Another friend will do something else to punk our knowledge of names and faces. He makes a commemorative post for some celebrity who has just died.  For example, Lou Reed.  He will write something solemn, reverent, like “Remembering the songwriter rebel and poet of Warhol’s Factory, Lou Reed” and then attach a photo of Lou Rawls from the 70s, with a ‘fro, grinning ear to ear. You are outraged at first: “Oh man, it’s too soon to make jokes, too soon…” and then you learn to love the gag. What’s in a name? What if you have a similar name to mine, are we then similar? And what about a similar face? And why are we so damned perfectionist when it comes to the thumbnails we attach to our posts?

In Hidden Name, Ellison laments that his father, who died when he was three, was never around long enough to explain to him why he named him Ralph Waldo.  After Ellison became the outstanding writer that he was, he suspected there was more than just an irony in his namesake.  Perhaps his father knew the magic and intention he conjured up when he gave this child a name like Ralph Waldo. With names, you can make things happen. This is something African-Americans know how to do very, very well.

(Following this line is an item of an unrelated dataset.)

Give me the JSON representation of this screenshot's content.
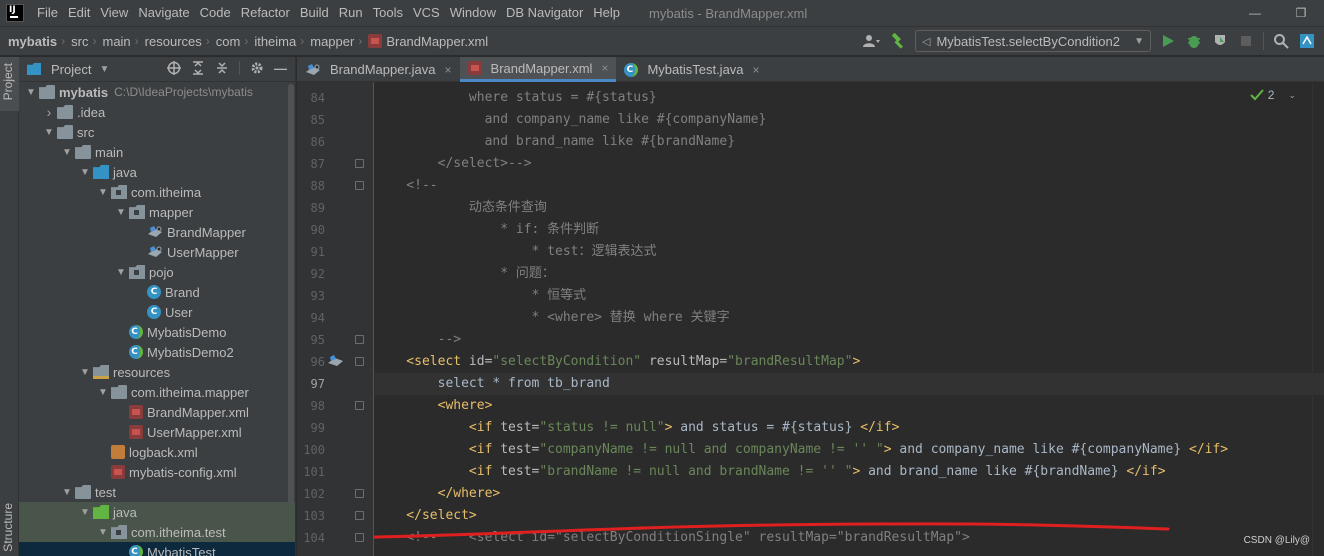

One of my stubborn American qualities is that I like the freedom of naming shit.  Name this new shitty, dusty town in the middle of Texas, “Paris.” I still laugh when I drive through it. It resonates in two directions: Texas looks a lot better all of a sudden when I text someone to tell her I am in Paris.  Paris looks a whole lot less romantic with strip malls and monster trucks. I am sure there is someone in Paris who has already dreamed longingly of a monster truck ripping across six lanes traffic in a roundabout during rush hour. That image of Paris is much more passend to the masculine, Greek mythological origins of the name than the little Dorf on the Seine. By the way, there is also someone in a coffeehouse in Paris, Texas, who has ordered a café au lait and taken it outside to sit with and sip on even though the temperature outside is a million degrees hot and no one would be outside walking to even stare at. But this name synchronicity, Paris, was all that it took to catch Wim Wenders’ eye.

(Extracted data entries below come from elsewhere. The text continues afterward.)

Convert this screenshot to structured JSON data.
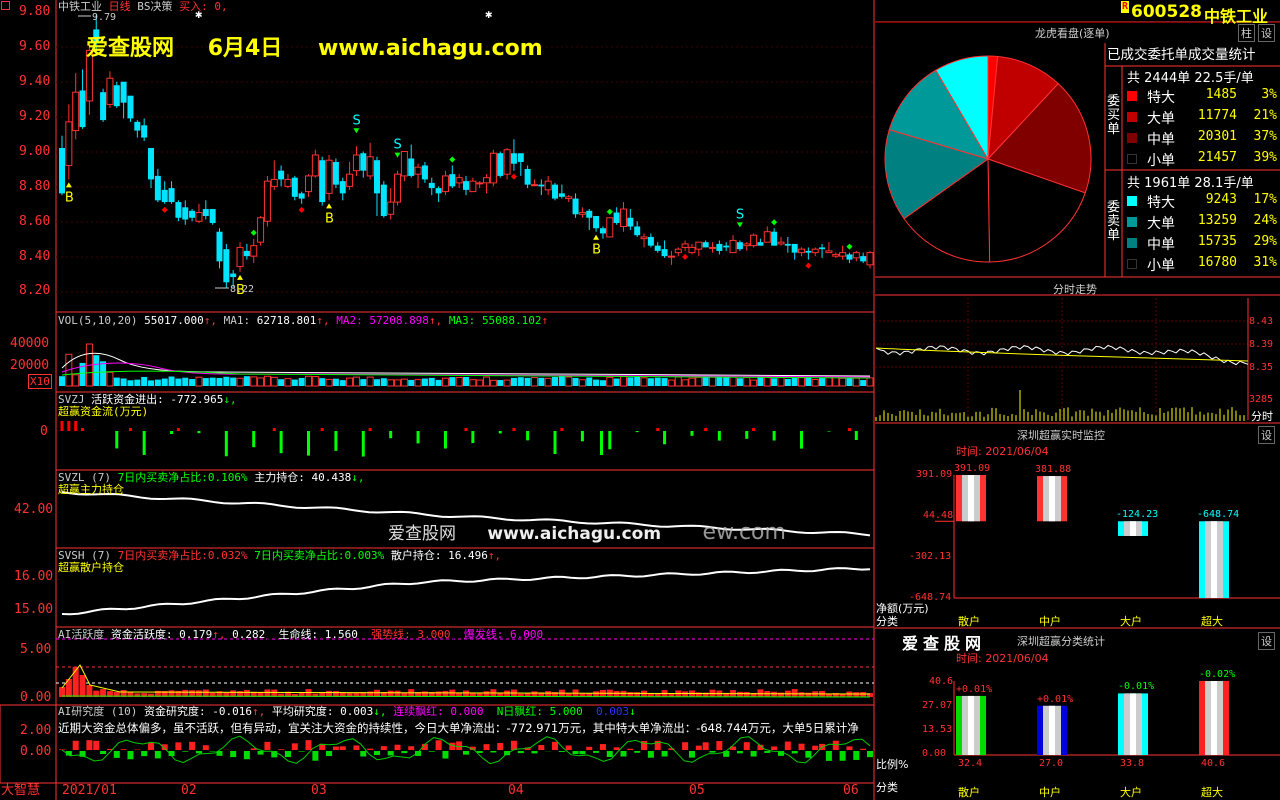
{
  "colors": {
    "up": "#ff3232",
    "down": "#00e5ff",
    "grid": "#800000",
    "axis": "#ff3232",
    "yellow": "#ffff00",
    "white": "#ffffff",
    "magenta": "#ff00ff",
    "green": "#00ff00",
    "teal": "#008080",
    "darkred": "#800000"
  },
  "header": {
    "stock_name": "中铁工业",
    "period": "日线",
    "strategy": "BS决策",
    "buy_label": "买入:",
    "buy_value": "0,",
    "watermark_site": "爱查股网",
    "watermark_date": "6月4日",
    "watermark_url": "www.aichagu.com",
    "high_marker": "9.79",
    "low_marker": "8.22"
  },
  "price_axis": [
    "9.80",
    "9.60",
    "9.40",
    "9.20",
    "9.00",
    "8.80",
    "8.60",
    "8.40",
    "8.20"
  ],
  "bs_signals": [
    "B",
    "S",
    "S",
    "S",
    "B",
    "B",
    "B",
    "S"
  ],
  "vol": {
    "title": "VOL(5,10,20)",
    "value": "55017.000",
    "ma1_label": "MA1:",
    "ma1": "62718.801",
    "ma2_label": "MA2:",
    "ma2": "57208.898",
    "ma3_label": "MA3:",
    "ma3": "55088.102",
    "axis": [
      "40000",
      "20000"
    ],
    "unit": "X10"
  },
  "svzj": {
    "title": "SVZJ",
    "label": "活跃资金进出:",
    "value": "-772.965",
    "subtitle": "超赢资金流(万元)",
    "axis": "0"
  },
  "svzl": {
    "title": "SVZL (7)",
    "label1": "7日内买卖净占比:",
    "value1": "0.106%",
    "label2": "主力持仓:",
    "value2": "40.438",
    "subtitle": "超赢主力持仓",
    "axis": "42.00"
  },
  "svsh": {
    "title": "SVSH (7)",
    "label1": "7日内买卖净占比:",
    "value1": "0.032%",
    "label2": "7日内买卖净占比:",
    "value2": "0.003%",
    "label3": "散户持仓:",
    "value3": "16.496",
    "subtitle": "超赢散户持仓",
    "axis": [
      "16.00",
      "15.00"
    ]
  },
  "ai_active": {
    "title": "AI活跃度",
    "label": "资金活跃度:",
    "value": "0.179",
    "value2": "0.282",
    "life_label": "生命线:",
    "life": "1.560",
    "strong_label": "强势线:",
    "strong": "3.000",
    "burst_label": "爆发线:",
    "burst": "6.000",
    "axis": [
      "5.00",
      "0.00"
    ]
  },
  "ai_research": {
    "title": "AI研究度 (10)",
    "label1": "资金研究度:",
    "value1": "-0.016",
    "label2": "平均研究度:",
    "value2": "0.003",
    "label3": "连续飘红:",
    "value3": "0.000",
    "label4": "N日飘红:",
    "value4": "5.000",
    "value5": "0.003",
    "comment": "近期大资金总体偏多，虽不活跃，但有异动，宜关注大资金的持续性，今日大单净流出：-772.971万元，其中特大单净流出：-648.744万元，大单5日累计净",
    "axis": [
      "2.00",
      "0.00"
    ]
  },
  "date_axis": [
    "2021/01",
    "02",
    "03",
    "04",
    "05",
    "06"
  ],
  "footer_left": "大智慧",
  "overlay_watermark": {
    "site": "爱查股网",
    "url": "www.aichagu.com",
    "tail": "ew.com"
  },
  "right": {
    "code": "600528",
    "name": "中铁工业",
    "r_badge": "R",
    "btn_zhu": "柱",
    "btn_she": "设",
    "pie_title": "龙虎看盘(逐单)",
    "table_title": "已成交委托单成交量统计",
    "buy": {
      "label": "委买单",
      "total_label": "共",
      "total_count": "2444单",
      "total_vol": "22.5手/单",
      "rows": [
        {
          "name": "特大",
          "value": "1485",
          "pct": "3%",
          "color": "#ff0000"
        },
        {
          "name": "大单",
          "value": "11774",
          "pct": "21%",
          "color": "#c00000"
        },
        {
          "name": "中单",
          "value": "20301",
          "pct": "37%",
          "color": "#800000"
        },
        {
          "name": "小单",
          "value": "21457",
          "pct": "39%",
          "color": "#000000"
        }
      ]
    },
    "sell": {
      "label": "委卖单",
      "total_label": "共",
      "total_count": "1961单",
      "total_vol": "28.1手/单",
      "rows": [
        {
          "name": "特大",
          "value": "9243",
          "pct": "17%",
          "color": "#00ffff"
        },
        {
          "name": "大单",
          "value": "13259",
          "pct": "24%",
          "color": "#009999"
        },
        {
          "name": "中单",
          "value": "15735",
          "pct": "29%",
          "color": "#008080"
        },
        {
          "name": "小单",
          "value": "16780",
          "pct": "31%",
          "color": "#000000"
        }
      ]
    },
    "intraday_title": "分时走势",
    "intraday_axis": [
      "8.43",
      "8.39",
      "8.35",
      "3285"
    ],
    "intraday_unit": "分时",
    "monitor_title": "深圳超赢实时监控",
    "monitor_time": "时间: 2021/06/04",
    "monitor_axis": [
      "391.09",
      "44.48",
      "-302.13",
      "-648.74"
    ],
    "monitor_unit": "净额(万元)",
    "monitor_cat_label": "分类",
    "monitor_bars": [
      {
        "cat": "散户",
        "value": 391.09,
        "label": "391.09"
      },
      {
        "cat": "中户",
        "value": 381.88,
        "label": "381.88"
      },
      {
        "cat": "大户",
        "value": -124.23,
        "label": "-124.23"
      },
      {
        "cat": "超大",
        "value": -648.74,
        "label": "-648.74"
      }
    ],
    "class_brand": "爱查股网",
    "class_title": "深圳超赢分类统计",
    "class_time": "时间: 2021/06/04",
    "class_axis": [
      "40.6",
      "27.07",
      "13.53",
      "0.00"
    ],
    "class_ratio_label": "比例%",
    "class_cat_label": "分类",
    "class_bars": [
      {
        "cat": "散户",
        "value": 32.4,
        "label": "32.4",
        "chg": "+0.01%",
        "color": "#00dd00"
      },
      {
        "cat": "中户",
        "value": 27.0,
        "label": "27.0",
        "chg": "+0.01%",
        "color": "#0000dd"
      },
      {
        "cat": "大户",
        "value": 33.8,
        "label": "33.8",
        "chg": "-0.01%",
        "color": "#00ffff"
      },
      {
        "cat": "超大",
        "value": 40.6,
        "label": "40.6",
        "chg": "-0.02%",
        "color": "#ff2020"
      }
    ]
  },
  "candles": [
    [
      9.02,
      8.76,
      9.09,
      8.75
    ],
    [
      8.92,
      9.17,
      9.27,
      8.84
    ],
    [
      9.12,
      9.34,
      9.45,
      9.07
    ],
    [
      9.35,
      9.14,
      9.47,
      9.13
    ],
    [
      9.29,
      9.58,
      9.61,
      9.21
    ],
    [
      9.7,
      9.62,
      9.79,
      9.55
    ],
    [
      9.34,
      9.18,
      9.36,
      9.17
    ],
    [
      9.27,
      9.42,
      9.46,
      9.25
    ],
    [
      9.38,
      9.26,
      9.4,
      9.25
    ],
    [
      9.4,
      9.28,
      9.4,
      9.19
    ],
    [
      9.32,
      9.19,
      9.31,
      9.17
    ],
    [
      9.17,
      9.12,
      9.18,
      9.08
    ],
    [
      9.15,
      9.08,
      9.19,
      9.06
    ],
    [
      9.02,
      8.84,
      9.02,
      8.79
    ],
    [
      8.86,
      8.72,
      8.9,
      8.71
    ],
    [
      8.78,
      8.71,
      8.83,
      8.7
    ],
    [
      8.79,
      8.71,
      8.83,
      8.7
    ],
    [
      8.71,
      8.62,
      8.72,
      8.6
    ],
    [
      8.68,
      8.61,
      8.72,
      8.58
    ],
    [
      8.66,
      8.62,
      8.67,
      8.6
    ],
    [
      8.6,
      8.65,
      8.7,
      8.59
    ],
    [
      8.67,
      8.63,
      8.72,
      8.61
    ],
    [
      8.67,
      8.59,
      8.67,
      8.58
    ],
    [
      8.54,
      8.37,
      8.56,
      8.33
    ],
    [
      8.44,
      8.25,
      8.47,
      8.22
    ],
    [
      8.3,
      8.28,
      8.32,
      8.22
    ],
    [
      8.34,
      8.45,
      8.48,
      8.31
    ],
    [
      8.43,
      8.4,
      8.47,
      8.38
    ],
    [
      8.4,
      8.46,
      8.5,
      8.36
    ],
    [
      8.48,
      8.62,
      8.63,
      8.46
    ],
    [
      8.6,
      8.83,
      8.86,
      8.57
    ],
    [
      8.8,
      8.84,
      8.95,
      8.78
    ],
    [
      8.89,
      8.84,
      8.92,
      8.8
    ],
    [
      8.8,
      8.84,
      8.87,
      8.79
    ],
    [
      8.85,
      8.74,
      8.86,
      8.72
    ],
    [
      8.76,
      8.73,
      8.77,
      8.7
    ],
    [
      8.77,
      8.86,
      8.87,
      8.74
    ],
    [
      8.86,
      8.98,
      9.01,
      8.85
    ],
    [
      8.95,
      8.71,
      8.97,
      8.69
    ],
    [
      8.76,
      8.95,
      8.98,
      8.72
    ],
    [
      8.94,
      8.81,
      8.96,
      8.79
    ],
    [
      8.83,
      8.76,
      8.85,
      8.72
    ],
    [
      8.8,
      8.87,
      8.94,
      8.78
    ],
    [
      8.89,
      8.98,
      9.03,
      8.86
    ],
    [
      8.99,
      8.89,
      9.0,
      8.85
    ],
    [
      8.86,
      8.97,
      9.05,
      8.84
    ],
    [
      8.95,
      8.76,
      8.97,
      8.63
    ],
    [
      8.81,
      8.63,
      8.83,
      8.62
    ],
    [
      8.64,
      8.71,
      8.79,
      8.61
    ],
    [
      8.71,
      8.87,
      8.89,
      8.69
    ],
    [
      8.86,
      9.0,
      9.0,
      8.83
    ],
    [
      8.96,
      8.86,
      9.04,
      8.85
    ],
    [
      8.87,
      8.91,
      8.93,
      8.79
    ],
    [
      8.92,
      8.84,
      8.94,
      8.82
    ],
    [
      8.82,
      8.79,
      8.85,
      8.75
    ],
    [
      8.79,
      8.76,
      8.8,
      8.71
    ],
    [
      8.77,
      8.86,
      8.89,
      8.75
    ],
    [
      8.87,
      8.8,
      8.92,
      8.79
    ],
    [
      8.82,
      8.85,
      8.87,
      8.79
    ],
    [
      8.83,
      8.78,
      8.86,
      8.75
    ],
    [
      8.77,
      8.83,
      8.85,
      8.77
    ],
    [
      8.82,
      8.82,
      8.83,
      8.79
    ],
    [
      8.82,
      8.85,
      8.87,
      8.76
    ],
    [
      8.82,
      8.99,
      9.01,
      8.8
    ],
    [
      8.99,
      8.86,
      9.0,
      8.85
    ],
    [
      8.87,
      9.01,
      9.02,
      8.84
    ],
    [
      8.99,
      8.93,
      9.07,
      8.89
    ],
    [
      8.99,
      8.94,
      8.99,
      8.86
    ],
    [
      8.9,
      8.81,
      8.92,
      8.79
    ],
    [
      8.81,
      8.81,
      8.84,
      8.8
    ],
    [
      8.81,
      8.8,
      8.84,
      8.75
    ],
    [
      8.78,
      8.83,
      8.86,
      8.75
    ],
    [
      8.81,
      8.73,
      8.82,
      8.72
    ],
    [
      8.76,
      8.74,
      8.81,
      8.73
    ],
    [
      8.73,
      8.74,
      8.75,
      8.71
    ],
    [
      8.73,
      8.64,
      8.76,
      8.62
    ],
    [
      8.64,
      8.65,
      8.68,
      8.62
    ],
    [
      8.66,
      8.62,
      8.67,
      8.55
    ],
    [
      8.63,
      8.56,
      8.63,
      8.54
    ],
    [
      8.56,
      8.53,
      8.57,
      8.5
    ],
    [
      8.51,
      8.62,
      8.62,
      8.51
    ],
    [
      8.65,
      8.59,
      8.68,
      8.58
    ],
    [
      8.57,
      8.67,
      8.71,
      8.54
    ],
    [
      8.62,
      8.57,
      8.67,
      8.55
    ],
    [
      8.57,
      8.52,
      8.6,
      8.51
    ],
    [
      8.5,
      8.51,
      8.53,
      8.45
    ],
    [
      8.51,
      8.46,
      8.53,
      8.45
    ],
    [
      8.46,
      8.43,
      8.48,
      8.42
    ],
    [
      8.44,
      8.4,
      8.49,
      8.39
    ],
    [
      8.4,
      8.4,
      8.43,
      8.35
    ],
    [
      8.42,
      8.44,
      8.45,
      8.4
    ],
    [
      8.45,
      8.47,
      8.49,
      8.43
    ],
    [
      8.42,
      8.45,
      8.47,
      8.41
    ],
    [
      8.44,
      8.48,
      8.48,
      8.4
    ],
    [
      8.48,
      8.45,
      8.49,
      8.45
    ],
    [
      8.45,
      8.45,
      8.48,
      8.42
    ],
    [
      8.47,
      8.43,
      8.49,
      8.41
    ],
    [
      8.46,
      8.45,
      8.48,
      8.43
    ],
    [
      8.42,
      8.49,
      8.52,
      8.42
    ],
    [
      8.48,
      8.44,
      8.49,
      8.43
    ],
    [
      8.46,
      8.47,
      8.48,
      8.43
    ],
    [
      8.46,
      8.52,
      8.53,
      8.45
    ],
    [
      8.48,
      8.46,
      8.5,
      8.46
    ],
    [
      8.48,
      8.54,
      8.57,
      8.48
    ],
    [
      8.54,
      8.46,
      8.56,
      8.46
    ],
    [
      8.47,
      8.48,
      8.51,
      8.46
    ],
    [
      8.47,
      8.46,
      8.51,
      8.42
    ],
    [
      8.47,
      8.42,
      8.47,
      8.38
    ],
    [
      8.42,
      8.44,
      8.45,
      8.4
    ],
    [
      8.43,
      8.42,
      8.45,
      8.38
    ],
    [
      8.42,
      8.44,
      8.45,
      8.4
    ],
    [
      8.45,
      8.44,
      8.47,
      8.39
    ],
    [
      8.42,
      8.43,
      8.48,
      8.42
    ],
    [
      8.4,
      8.41,
      8.42,
      8.39
    ],
    [
      8.4,
      8.42,
      8.46,
      8.38
    ],
    [
      8.41,
      8.38,
      8.42,
      8.36
    ],
    [
      8.39,
      8.42,
      8.43,
      8.37
    ],
    [
      8.4,
      8.37,
      8.42,
      8.36
    ],
    [
      8.35,
      8.42,
      8.43,
      8.33
    ]
  ]
}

What if this American desire to assign names with total disregard for proportion or consequence is not just bad taste and colonial privilege but also some characteristic of our self-reliance and (perhaps misguided) commandment to “trust thyself”? Emerson, that prophet of the American natural religion, whispers into our ears to avoid conformity and take the risk to just break with the system and name it what we want. “A foolish consistency is the hobgoblin of little minds, adored by little statesmen and philosophers and divines,” he said.  Often we Americans take it too far.  Blue Ivy. Sometimes, though, not far enough.  And then sometimes we create the most wonderful recombinations of ideas through names, like Ralph Waldo Ellison and Martin Luther King, Jr.

“Warum darf man in Amerika das Kind nennen, was man will?” Fenja asked me a few months ago.  That was after she heard my hidden, second middle name, Aronsen.  Was it a family name? No, not really, but sort of. I should ask my dad what he was thinking.  I think Fenja found it annoying.